• atari salonlarinin mudavimi olan ve asla cebinde jeton alicak parasi bulunmayan bucurlerin herhangi bir sahsin street fighter da yeniliyo gibi olmasiyla yanasarak sarfettigi kelam
  • bu lafi eden guru elemanı cok fazla reddedip sinirlerine dokunursanız, guru gider son parası ile bir jeton alır ve sizi evire çevire döver.
  • atari salonlarında street fighter, mortal kombat, tekken gibi oyunlarda yenildiğiniz anda duyarsınız bu sözü. o salonun gurularından olan bir çocuk sizin yenildiğinizi, hatta feci şekilde dayak yediğinizi görmüştür, size yardım etmek istemektedir. (hayır, sizin jetonunuzla oyun oynamak değildir amacı, sadece iyiniyetlidir o)
  • 1995 yazı boyunca gerede de bulunan tek atari salonunda sürekli kurarak, sabahtan akşama kadar cebimden bir kuruş jeton parası çıkmadan oyun oynamamı sağlayan soru cümlesi.

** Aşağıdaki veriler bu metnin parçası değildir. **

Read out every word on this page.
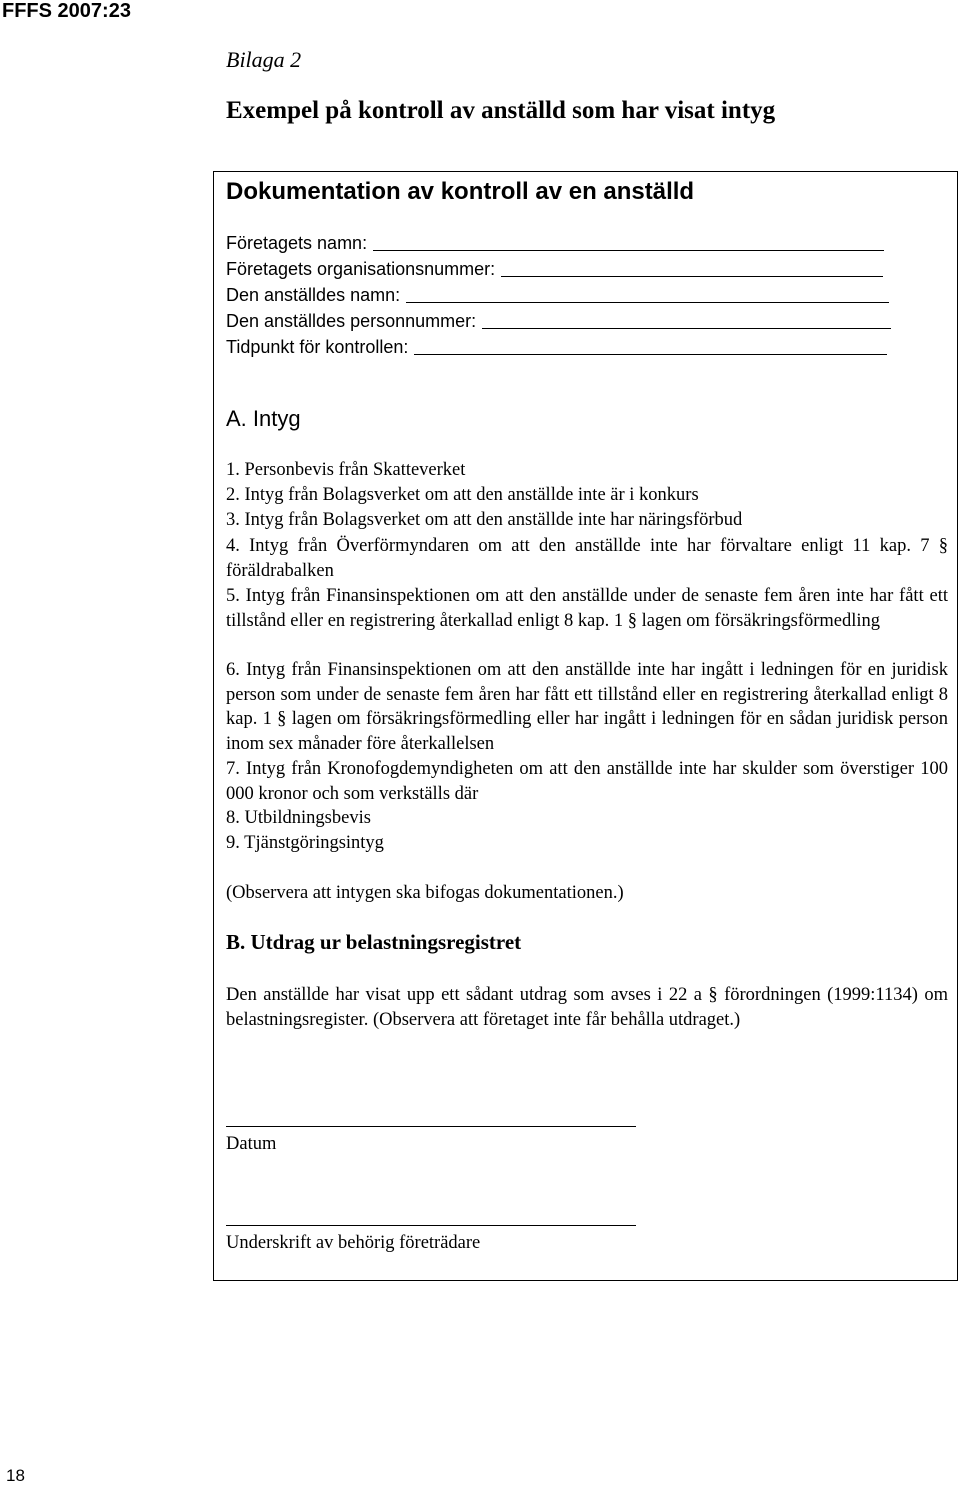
FFFS 2007:23
Bilaga 2
Exempel på kontroll av anställd som har visat intyg
Dokumentation av kontroll av en anställd
Företagets namn:
Företagets organisationsnummer:
Den anställdes namn:
Den anställdes personnummer:
Tidpunkt för kontrollen:
A. Intyg
1. Personbevis från Skatteverket
2. Intyg från Bolagsverket om att den anställde inte är i konkurs
3. Intyg från Bolagsverket om att den anställde inte har näringsförbud
4. Intyg från Överförmyndaren om att den anställde inte har förvaltare enligt 11 kap. 7 § föräldrabalken
5. Intyg från Finansinspektionen om att den anställde under de senaste fem åren inte har fått ett tillstånd eller en registrering återkallad enligt 8 kap. 1 § lagen om försäkringsförmedling
6. Intyg från Finansinspektionen om att den anställde inte har ingått i ledningen för en juridisk person som under de senaste fem åren har fått ett tillstånd eller en registrering återkallad enligt 8 kap. 1 § lagen om försäkringsförmedling eller har ingått i ledningen för en sådan juridisk person inom sex månader före återkallelsen
7. Intyg från Kronofogdemyndigheten om att den anställde inte har skulder som överstiger 100 000 kronor och som verkställs där
8. Utbildningsbevis
9. Tjänstgöringsintyg
(Observera att intygen ska bifogas dokumentationen.)
B. Utdrag ur belastningsregistret
Den anställde har visat upp ett sådant utdrag som avses i 22 a § förordningen (1999:1134) om belastningsregister. (Observera att företaget inte får behålla utdraget.)
Datum
Underskrift av behörig företrädare
18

    ebeveynlerim beni, sürekli atari salonuna gittiğim için ceza olarak, anneannem ve büyükbabamın her yaz gidip soğuk soğuk dinlendiği gerede'ye postalamıştı, sanki orada aklım başıma gelecekmiş gibi. tabii ki oraya gider gitmez ilk yaptığım iş kendi yaşıtım çocuklarla kaynaşıp, "atari salonu var mı?" yoklaması yapmaktı.

    vardı.

    tabii ki hiç bir yaşıtımın anne babası atari salonu konusuna sıcak bakmıyordu, özellikle gerede gibi bir yerde. allem edip kallem edip bir şekilde buldum yerini, büyük bir hevesle içeri dalarken durduruldum. küçük olduğumu, giremeyeceğimi söylemişlerdi. dünya başıma yıkılmıştı. bir gece öncesinde vega seçip milleti havada döndürme hayalleri yapan ben, tıkanmış kalmıştım o ufacık halimle.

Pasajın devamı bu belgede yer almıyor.